Des troubles moteurs inquiétants révèlent l’impensable
À Corbeil-Essonnes, un enfant de 16 mois est transporté d’urgence à l’hôpital en raison de difficultés motrices alarmantes. Le personnel médical procède immédiatement à des examens approfondis pour comprendre l’origine de ces symptômes.
Les analyses d’urine pratiquées sur le bébé dévoilent une réalité choquante : la présence de cocaïne dans l’organisme du jeune enfant. Un résultat qui déclenche instantanément l’alerte auprès des autorités compétentes.
Une enquête pénale immédiatement déclenchée
Face à cette découverte accablante, la justice se saisit immédiatement du dossier. Une enquête est ouverte pour « administration de substance nuisible à un mineur de 15 ans », une infraction passible de lourdes sanctions pénales.
Les deux parents sont rapidement placés en garde à vue afin d’être entendus sur les circonstances ayant conduit à l’intoxication de leur enfant. Les enquêteurs cherchent à déterminer comment le nourrisson a pu être exposé à cette drogue dure.
Les aveux du père sur sa consommation
Durant son audition, le père reconnaît avoir consommé de la cocaïne quelques jours seulement avant l’hospitalisation de son fils. Il tente d’apporter une explication à la présence du stupéfiant dans le sang du bébé.
Selon ses déclarations, le briquet qu’il aurait utilisé pour écraser la substance illicite aurait été manipulé par l’enfant. Une version qui devra être vérifiée et confirmée par l’enquête en cours.
Un cas qui rappelle un drame similaire
Cette affaire fait tristement écho à un incident comparable survenu l’été précédent dans l’Hérault.
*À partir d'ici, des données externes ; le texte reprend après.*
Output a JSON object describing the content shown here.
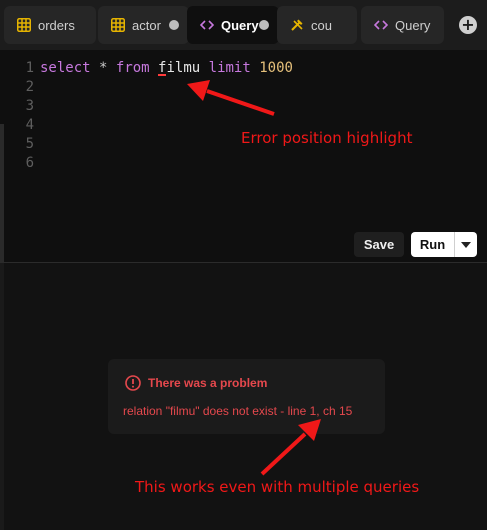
{
  "tabs": [
    {
      "label": "orders",
      "icon": "table-icon",
      "active": false,
      "unsaved": false
    },
    {
      "label": "actor",
      "icon": "table-icon",
      "active": false,
      "unsaved": true
    },
    {
      "label": "Query",
      "icon": "code-icon",
      "active": true,
      "unsaved": true
    },
    {
      "label": "cou",
      "icon": "tools-icon",
      "active": false,
      "unsaved": false
    },
    {
      "label": "Query",
      "icon": "code-icon",
      "active": false,
      "unsaved": false
    }
  ],
  "editor": {
    "line_numbers": [
      "1",
      "2",
      "3",
      "4",
      "5",
      "6"
    ],
    "code": {
      "kw_select": "select",
      "star": "*",
      "kw_from": "from",
      "table_err": "f",
      "table_rest": "ilmu",
      "kw_limit": "limit",
      "limit_value": "1000"
    }
  },
  "toolbar": {
    "save_label": "Save",
    "run_label": "Run"
  },
  "error": {
    "title": "There was a problem",
    "message": "relation \"filmu\" does not exist - line 1, ch 15"
  },
  "annotations": {
    "error_highlight": "Error position highlight",
    "multiple_queries": "This works even with multiple queries"
  },
  "colors": {
    "keyword": "#c678dd",
    "number": "#e5c07b",
    "error": "#e5484d",
    "annotation": "#f01818",
    "table_icon": "#e6b400",
    "code_icon": "#c678dd",
    "tools_icon": "#e6b400"
  }
}
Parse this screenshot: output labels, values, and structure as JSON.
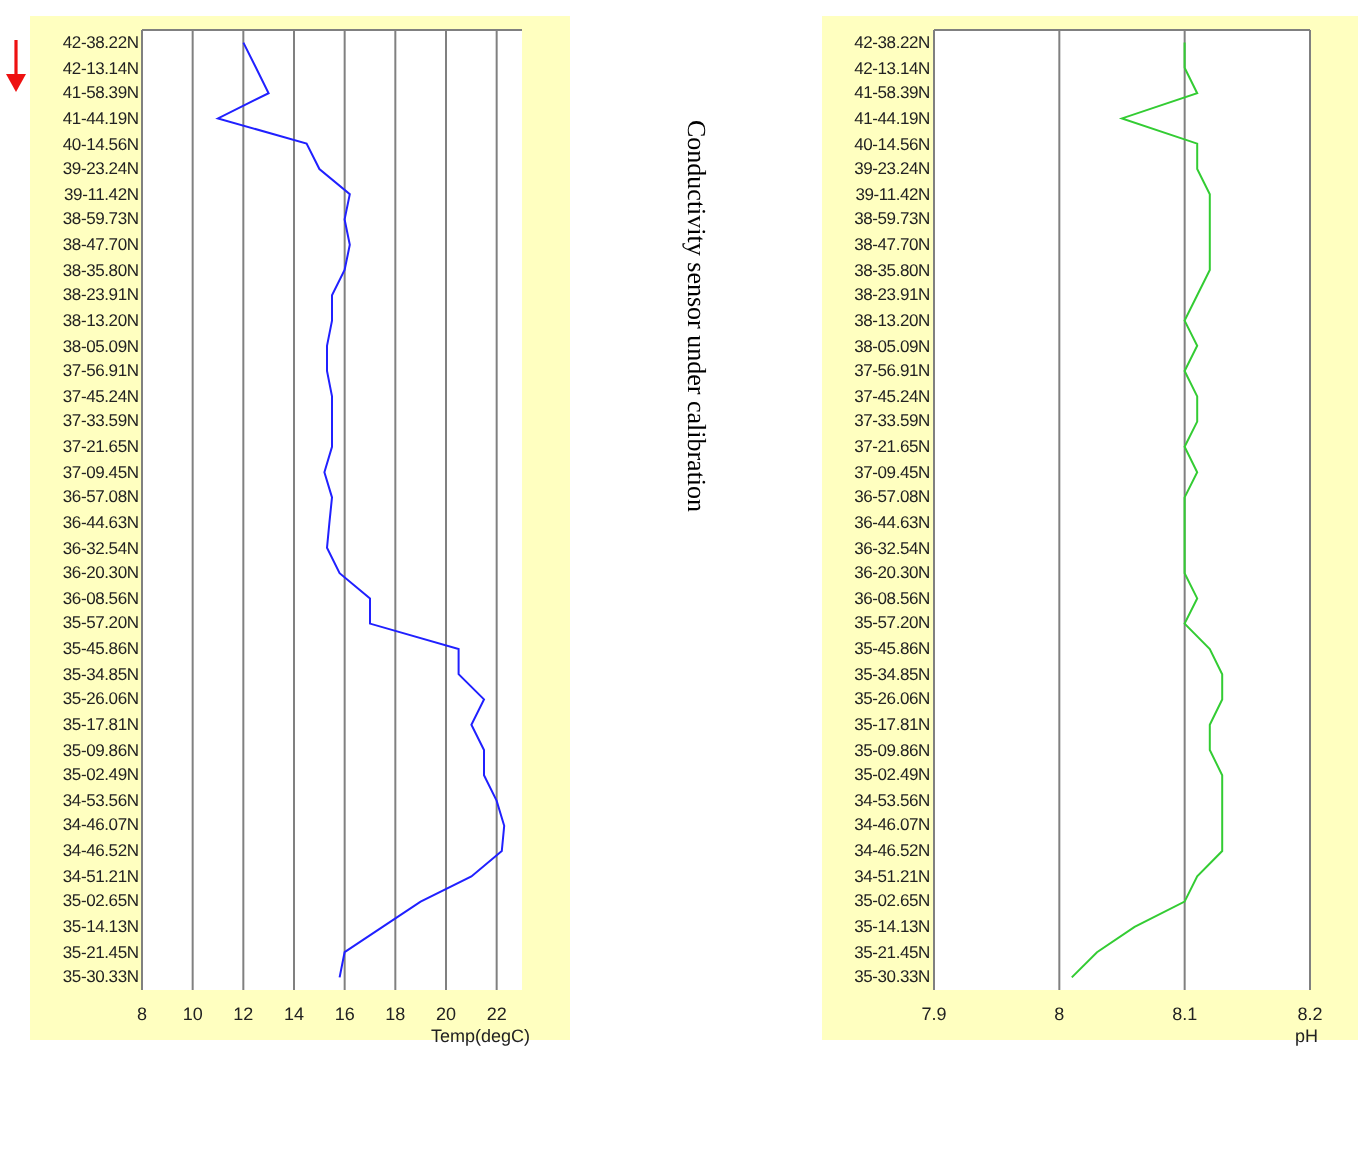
{
  "charts": [
    {
      "chart_data": {
        "type": "line",
        "orientation": "horizontal",
        "xlabel": "Temp(degC)",
        "categories": [
          "42-38.22N",
          "42-13.14N",
          "41-58.39N",
          "41-44.19N",
          "40-14.56N",
          "39-23.24N",
          "39-11.42N",
          "38-59.73N",
          "38-47.70N",
          "38-35.80N",
          "38-23.91N",
          "38-13.20N",
          "38-05.09N",
          "37-56.91N",
          "37-45.24N",
          "37-33.59N",
          "37-21.65N",
          "37-09.45N",
          "36-57.08N",
          "36-44.63N",
          "36-32.54N",
          "36-20.30N",
          "36-08.56N",
          "35-57.20N",
          "35-45.86N",
          "35-34.85N",
          "35-26.06N",
          "35-17.81N",
          "35-09.86N",
          "35-02.49N",
          "34-53.56N",
          "34-46.07N",
          "34-46.52N",
          "34-51.21N",
          "35-02.65N",
          "35-14.13N",
          "35-21.45N",
          "35-30.33N"
        ],
        "series": [
          {
            "color": "#2020ff",
            "values": [
              12,
              12.5,
              13,
              11,
              14.5,
              15,
              16.2,
              16,
              16.2,
              16,
              15.5,
              15.5,
              15.3,
              15.3,
              15.5,
              15.5,
              15.5,
              15.2,
              15.5,
              15.4,
              15.3,
              15.8,
              17,
              17,
              20.5,
              20.5,
              21.5,
              21,
              21.5,
              21.5,
              22,
              22.3,
              22.2,
              21,
              19,
              17.5,
              16,
              15.8
            ]
          }
        ],
        "xlim": [
          8,
          23
        ],
        "xticks": [
          8,
          10,
          12,
          14,
          16,
          18,
          20,
          22
        ],
        "grid": true
      }
    },
    {
      "chart_data": {
        "type": "line",
        "orientation": "horizontal",
        "xlabel": "pH",
        "categories": [
          "42-38.22N",
          "42-13.14N",
          "41-58.39N",
          "41-44.19N",
          "40-14.56N",
          "39-23.24N",
          "39-11.42N",
          "38-59.73N",
          "38-47.70N",
          "38-35.80N",
          "38-23.91N",
          "38-13.20N",
          "38-05.09N",
          "37-56.91N",
          "37-45.24N",
          "37-33.59N",
          "37-21.65N",
          "37-09.45N",
          "36-57.08N",
          "36-44.63N",
          "36-32.54N",
          "36-20.30N",
          "36-08.56N",
          "35-57.20N",
          "35-45.86N",
          "35-34.85N",
          "35-26.06N",
          "35-17.81N",
          "35-09.86N",
          "35-02.49N",
          "34-53.56N",
          "34-46.07N",
          "34-46.52N",
          "34-51.21N",
          "35-02.65N",
          "35-14.13N",
          "35-21.45N",
          "35-30.33N"
        ],
        "series": [
          {
            "color": "#33cc33",
            "values": [
              8.1,
              8.1,
              8.11,
              8.05,
              8.11,
              8.11,
              8.12,
              8.12,
              8.12,
              8.12,
              8.11,
              8.1,
              8.11,
              8.1,
              8.11,
              8.11,
              8.1,
              8.11,
              8.1,
              8.1,
              8.1,
              8.1,
              8.11,
              8.1,
              8.12,
              8.13,
              8.13,
              8.12,
              8.12,
              8.13,
              8.13,
              8.13,
              8.13,
              8.11,
              8.1,
              8.06,
              8.03,
              8.01
            ]
          }
        ],
        "xlim": [
          7.9,
          8.2
        ],
        "xticks": [
          7.9,
          8,
          8.1,
          8.2
        ],
        "grid": true
      }
    }
  ],
  "annotation": "Conductivity sensor under calibration"
}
À Béziers, un bébé âgé de seulement 4 mois avait également été testé positif à la cocaïne.
Ces cas révèlent une réalité préoccupante : l’exposition involontaire de très jeunes enfants aux stupéfiants dans le cadre familial, avec des conséquences potentiellement dramatiques sur leur développement et leur santé.

Ca en dit long sur ces gens! Mais quand va t on enfin envoyer l’armée contre tous ces cartels et dealers ? Ces gens là nous font la guerre, déguisée certes, mais réelle, alors pas de pitié et ras le bol des droits de l’homme pour cette vermine qui, elle, s’en moque éperdument!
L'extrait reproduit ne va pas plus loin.